Red Flags: Candidate builds a single monolithic chain for all query types, does not consider the classification step, or hard-codes routing logic instead of making it configurable.Follow-up: How do you test and evaluate a multi-chain routing system end-to-end?I test at three levels. First, I test the classifier in isolation with a labeled dataset of 200+ queries tagged by intent. I measure precision and recall per intent category and set a minimum F1 threshold of 0.85 per category. Second, I test each specialized chain independently against its own eval dataset, using the evaluation patterns we discussed earlier. Third, I test the full routing pipeline end-to-end with a mixed dataset that includes all intent types, adversarial queries that could be ambiguous between categories, and out-of-distribution queries that do not fit any category.

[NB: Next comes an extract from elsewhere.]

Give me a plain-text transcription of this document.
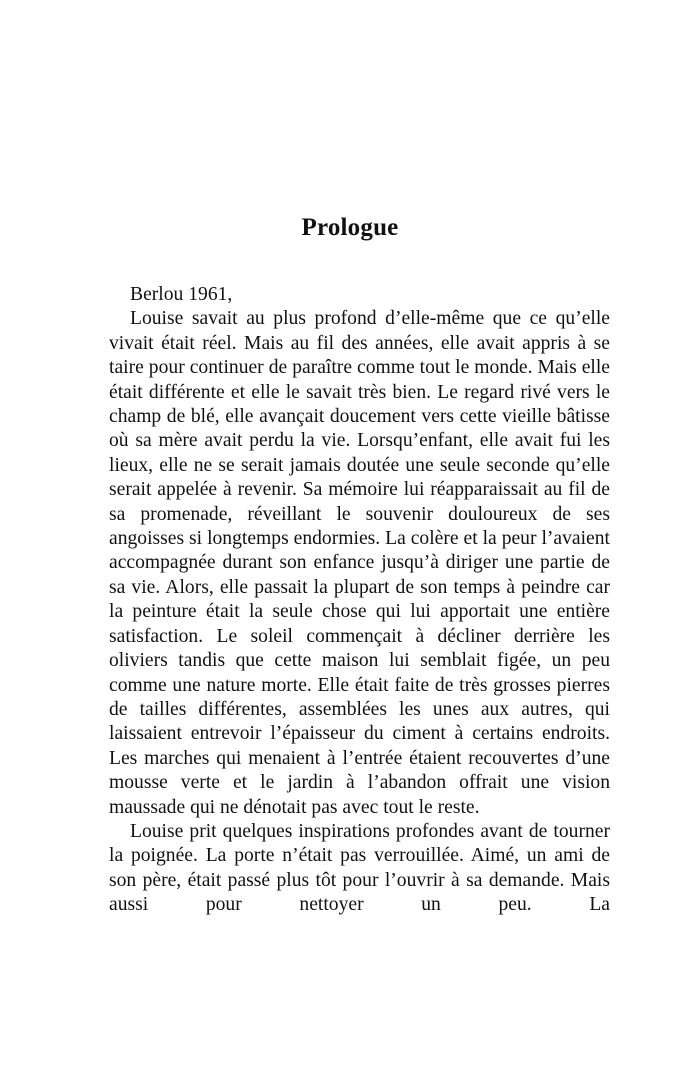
Prologue

Berlou 1961,

Louise savait au plus profond d’elle-même que ce qu’elle vivait était réel. Mais au fil des années, elle avait appris à se taire pour continuer de paraître comme tout le monde. Mais elle était différente et elle le savait très bien. Le regard rivé vers le champ de blé, elle avançait doucement vers cette vieille bâtisse où sa mère avait perdu la vie. Lorsqu’enfant, elle avait fui les lieux, elle ne se serait jamais doutée une seule seconde qu’elle serait appelée à revenir. Sa mémoire lui réapparaissait au fil de sa promenade, réveillant le souvenir douloureux de ses angoisses si longtemps endormies. La colère et la peur l’avaient accompagnée durant son enfance jusqu’à diriger une partie de sa vie. Alors, elle passait la plupart de son temps à peindre car la peinture était la seule chose qui lui apportait une entière satisfaction. Le soleil commençait à décliner derrière les oliviers tandis que cette maison lui semblait figée, un peu comme une nature morte. Elle était faite de très grosses pierres de tailles différentes, assemblées les unes aux autres, qui laissaient entrevoir l’épaisseur du ciment à certains endroits. Les marches qui menaient à l’entrée étaient recouvertes d’une mousse verte et le jardin à l’abandon offrait une vision maussade qui ne dénotait pas avec tout le reste.

Louise prit quelques inspirations profondes avant de tourner la poignée. La porte n’était pas verrouillée. Aimé, un ami de son père, était passé plus tôt pour l’ouvrir à sa demande. Mais aussi pour nettoyer un peu. La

The end-to-end test verifies that routing decisions are correct AND that the downstream chain produces good results for correctly routed queries. The metric I care about most is “misrouted and failed”: queries that went to the wrong chain AND got a bad answer. Misrouted queries that still got good answers (because the chains are robust enough) are acceptable. I track this in production using LangSmith tags and set up alerts when the misrouting rate exceeds 5%.